Thank you for your review.
The threat model here is semi-honest.
We wrote this paper with a broad audience in mind, including cryptographers who may not be familiar with the LLM circuit. The paper describes the details of the LLM circuit as it is necessary to completely implement the LLM as a homomorphic encryption circuit, so in a sense this is a description of the homomorphic computation that is benchmarked in our work.
We agree that the results in Appendix E are very important, and our implementation of GPU-accelerated homomorphic encryption is a core contribution of this work. We placed these results in the appendix since the main audience for this work is machine learning researchers who may not be familiar with the FHE bootstrapping operation. We are happy to move them to the main body.

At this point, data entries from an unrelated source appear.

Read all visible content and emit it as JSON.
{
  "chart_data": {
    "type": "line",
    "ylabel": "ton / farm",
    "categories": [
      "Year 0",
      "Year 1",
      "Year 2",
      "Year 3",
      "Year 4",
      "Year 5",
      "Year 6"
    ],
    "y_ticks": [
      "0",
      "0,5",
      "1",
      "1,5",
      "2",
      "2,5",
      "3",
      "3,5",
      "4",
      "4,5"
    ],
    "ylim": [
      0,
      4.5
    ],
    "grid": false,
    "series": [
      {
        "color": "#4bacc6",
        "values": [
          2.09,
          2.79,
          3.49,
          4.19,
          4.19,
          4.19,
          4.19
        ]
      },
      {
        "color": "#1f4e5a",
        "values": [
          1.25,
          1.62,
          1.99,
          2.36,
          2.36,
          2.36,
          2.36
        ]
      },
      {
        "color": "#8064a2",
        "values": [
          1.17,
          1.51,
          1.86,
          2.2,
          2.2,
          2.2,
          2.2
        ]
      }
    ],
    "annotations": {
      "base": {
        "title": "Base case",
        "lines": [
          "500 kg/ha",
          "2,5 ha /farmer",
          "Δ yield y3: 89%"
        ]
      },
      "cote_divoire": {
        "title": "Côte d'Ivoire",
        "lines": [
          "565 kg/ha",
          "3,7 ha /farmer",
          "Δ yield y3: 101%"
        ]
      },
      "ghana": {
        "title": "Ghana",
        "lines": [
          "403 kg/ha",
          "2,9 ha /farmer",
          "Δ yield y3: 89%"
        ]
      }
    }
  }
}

Q1: Yes, the final Layernorm time is included in the final argmax time. We will clarify this in the next version. Q2: Yes, all FHE operations are performed on CUDA device vectors without transferring back to the CPU. This includes all low-level polynomial operations like the NTT as well as higher-order FHE algorithms like key switching, automorphisms, and residue number system decomposition.
Larger models:
Since the submission, we have run additional experiments on larger models with nearly identical approximation parameters.
All accuracy benchmarks are reported with the standard, unmodified benchmark first followed by the model run with polynomial approximations.
GPT-2 Small (additional benchmarks)
- Social IQA: 0.366, 0.374
- MNLI: 0.337, 0.331
- SST2: 0.550, 0.556
- OpenBook QA: 0.164, 0.186
- ANLI-R1: 0.341, 0.341
- ANLI-R2: 0.339, 0.329
- ANLI-R3: 0.349, 0.348
- Wic: 0.492, 0.511
GPT-2 Medium
- Arc Easy: 0.491, 0.489
- PIQA: 0.676, 0.675
- Social IQA: 0.391, 0.393
- MNLI: 0.352, 0.354
- SST2: 0.614, 0.638
GPT-2 Large
- Arc Easy: 0.532, 0.533
- PIQA: 0.703, 0.707
- Social IQA: 0.396, 0.393
- MNLI: 0.359, 0.357
- SST2: 0.5, 0.5
This paper proposes a method to performing FHE with GPUs that achieves significant speedup compared to existing CPU solutions. This required both significant engineering and systems design, and some novel applications of cryptographic techniques to achieve the superior performance. However, some reviewers were concerned with the lack of thorough experiments which was partially addressed in the rebuttal. Further, though this is a substantial improvement, it is likely still not the case that FHE can be deployed (even with GPU) for large frontier models.